Now, possibly the venue was to blame – an outdoor performance and daytime might have made things quite different. If taken in a good humor, it was mildly entertaining, but the acting and directing stopped shallowly at making fun of archetypes and didn’t really give us anything deeper to be challenged or interested by. Under the jokes, commedia is meant to point at a universal tragedy. We laugh at a clown’s pratfalls because he’s so sad and confused; we enjoy stupid characters because they’re in deadly earnest. There wasn’t any feeling behind the tricks in this show. Everyone was a caricature, no one was a character. Harsh? Maybe. Blame my Commedia class for making me take clowning so seriously.
As You Like It (Rose Theatre): Second Shakespeare, the first one done right. I paid eight pounds to be a groundling (seated, thank goodness, but you have to bring your own cushion) at the Rose, which is the professional theater that Kingston works with here in town. This show had the biggest budget and most resources of any I had seen thus far in the semester, as evidenced, first off, by the fact that their entire stage was covered in dirt (and it’s not a small stage). Literally, covered. There was from a few inches to a foot and a half of the stuff in spots, representing a forest floor as convincing as anything I’ve seen in my backyard back home.

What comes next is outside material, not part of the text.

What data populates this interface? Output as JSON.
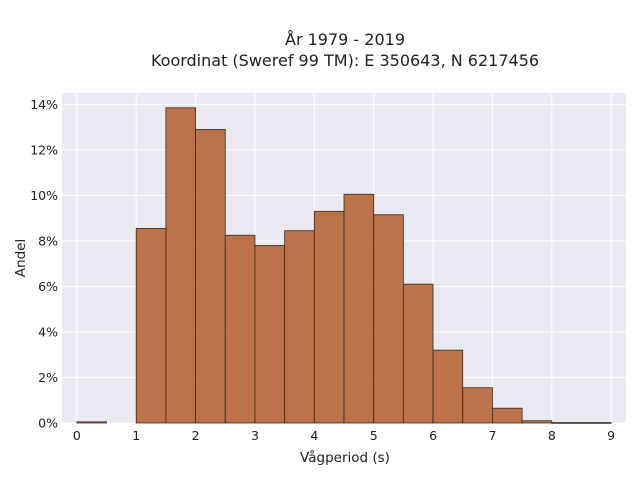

You can find info about the Rose (as well as a video with production stills, plus a few audience reactions) here. I liked this production a lot, although the first half was a bit slow and my rear was more than a bit numb before it was all over. (If I visit the Rose again, I think I might shell out for a real seat.) The story is about typical of Shakespeare’s comedies, complete with cross-dressing, hidden identities, true love and lots of marrying at the end. I was especially impressed with the actresses who played Rosalind and Celia. Celia brought a lot of bright, saucy energy to her essentially “sidekick” role, and she came across as the kind of fun companion that I would definitely bring with me if I was exiled into a forest, whether she had any useful skills or not. Rosalind, as she necessarily must do, carried off the show, managing the double role of charming Rosalind and sharp, sly Ganymede masterfully, although it was funny to see the trouble the actress seemed to have with shrugging off her boy’s stance at the end, when she’s meant to be a woman again.
The rest of the cast was wonderful as well, and even the bit characters did their part to keep the plot alive and moving quickly with their pointed characterizations. But the chemistry between Rosalind and Celia was the best done, I thought – even more fun to watch than Rosalind and Orlando.